Alas, the same science that can envision such a story, when put to the test also has a way of rudely dashing ideas with cold water. The enormity of the eruption is not in doubt so much as the story of its impacts on the climate, humans, and their habitat.

In the late 1990s, ice cores drilled in Greenland, revealed that the thousand-year cold snap really began several thousand years after the Toba eruption.

Now the "volcanic winter" idea is also losing steam.
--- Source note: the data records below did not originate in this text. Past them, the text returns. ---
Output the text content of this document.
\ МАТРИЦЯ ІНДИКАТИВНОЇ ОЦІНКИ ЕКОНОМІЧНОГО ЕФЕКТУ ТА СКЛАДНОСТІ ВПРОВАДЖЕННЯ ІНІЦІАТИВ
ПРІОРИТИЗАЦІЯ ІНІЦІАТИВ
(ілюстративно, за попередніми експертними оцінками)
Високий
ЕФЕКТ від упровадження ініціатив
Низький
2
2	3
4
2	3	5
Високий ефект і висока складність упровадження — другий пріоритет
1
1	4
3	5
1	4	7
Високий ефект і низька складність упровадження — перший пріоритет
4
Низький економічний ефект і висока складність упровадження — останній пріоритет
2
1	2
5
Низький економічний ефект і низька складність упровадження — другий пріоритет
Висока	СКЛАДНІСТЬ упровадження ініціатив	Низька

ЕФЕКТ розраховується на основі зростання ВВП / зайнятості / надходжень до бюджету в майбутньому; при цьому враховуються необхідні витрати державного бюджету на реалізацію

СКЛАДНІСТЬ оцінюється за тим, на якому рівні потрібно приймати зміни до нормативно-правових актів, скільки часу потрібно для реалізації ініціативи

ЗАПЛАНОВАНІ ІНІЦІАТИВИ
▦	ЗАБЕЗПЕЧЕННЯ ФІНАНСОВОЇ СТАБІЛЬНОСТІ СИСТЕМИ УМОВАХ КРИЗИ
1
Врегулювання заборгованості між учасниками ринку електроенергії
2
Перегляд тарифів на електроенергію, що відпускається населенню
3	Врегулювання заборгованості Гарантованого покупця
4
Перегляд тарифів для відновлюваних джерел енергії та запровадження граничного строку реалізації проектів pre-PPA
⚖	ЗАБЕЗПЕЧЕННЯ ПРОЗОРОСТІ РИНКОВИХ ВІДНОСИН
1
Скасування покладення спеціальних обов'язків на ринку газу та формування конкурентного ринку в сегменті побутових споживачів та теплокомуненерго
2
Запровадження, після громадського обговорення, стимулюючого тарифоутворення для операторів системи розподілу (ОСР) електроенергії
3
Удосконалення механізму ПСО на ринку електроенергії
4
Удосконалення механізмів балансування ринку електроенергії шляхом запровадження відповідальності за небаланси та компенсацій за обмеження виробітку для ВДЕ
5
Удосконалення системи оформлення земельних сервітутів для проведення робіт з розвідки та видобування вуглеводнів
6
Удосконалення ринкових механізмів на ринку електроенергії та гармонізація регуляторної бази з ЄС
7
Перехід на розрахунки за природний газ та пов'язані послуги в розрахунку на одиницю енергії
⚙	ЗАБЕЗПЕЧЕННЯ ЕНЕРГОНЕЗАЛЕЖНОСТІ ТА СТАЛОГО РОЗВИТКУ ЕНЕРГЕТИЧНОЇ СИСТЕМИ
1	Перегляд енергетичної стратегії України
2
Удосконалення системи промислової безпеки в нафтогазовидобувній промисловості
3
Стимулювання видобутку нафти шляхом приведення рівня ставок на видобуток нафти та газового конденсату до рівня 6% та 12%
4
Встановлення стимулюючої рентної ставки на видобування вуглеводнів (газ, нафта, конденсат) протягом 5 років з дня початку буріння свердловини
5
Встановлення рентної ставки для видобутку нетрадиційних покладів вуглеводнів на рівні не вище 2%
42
Climate modelers led by Claudia Timmreck of the Max-Planck Institute in Germany, reported this week at the annual meeting of the American Geophysical Union that the eruption caused only a modest impact on the well-being of the human population 74,000 years ago.
They found shorter and weaker temperature affects on the atmosphere and a smaller climate response in general.

The existence of a genetic bottleneck is still a matter of debate.


While estimates of the Toba eruption vary, no one has yet challenged that the eruption was bigger than anything else in the last 2 million years — bigger than Krakatoa and Tambora and Pinatubo and Mount St. Helens put together. And the idea that it made life miserable for humans and other creatures at least for a few years is entirely plausible.

PHOTO: Landsat image of Lake Toba, what's left of the volcano today.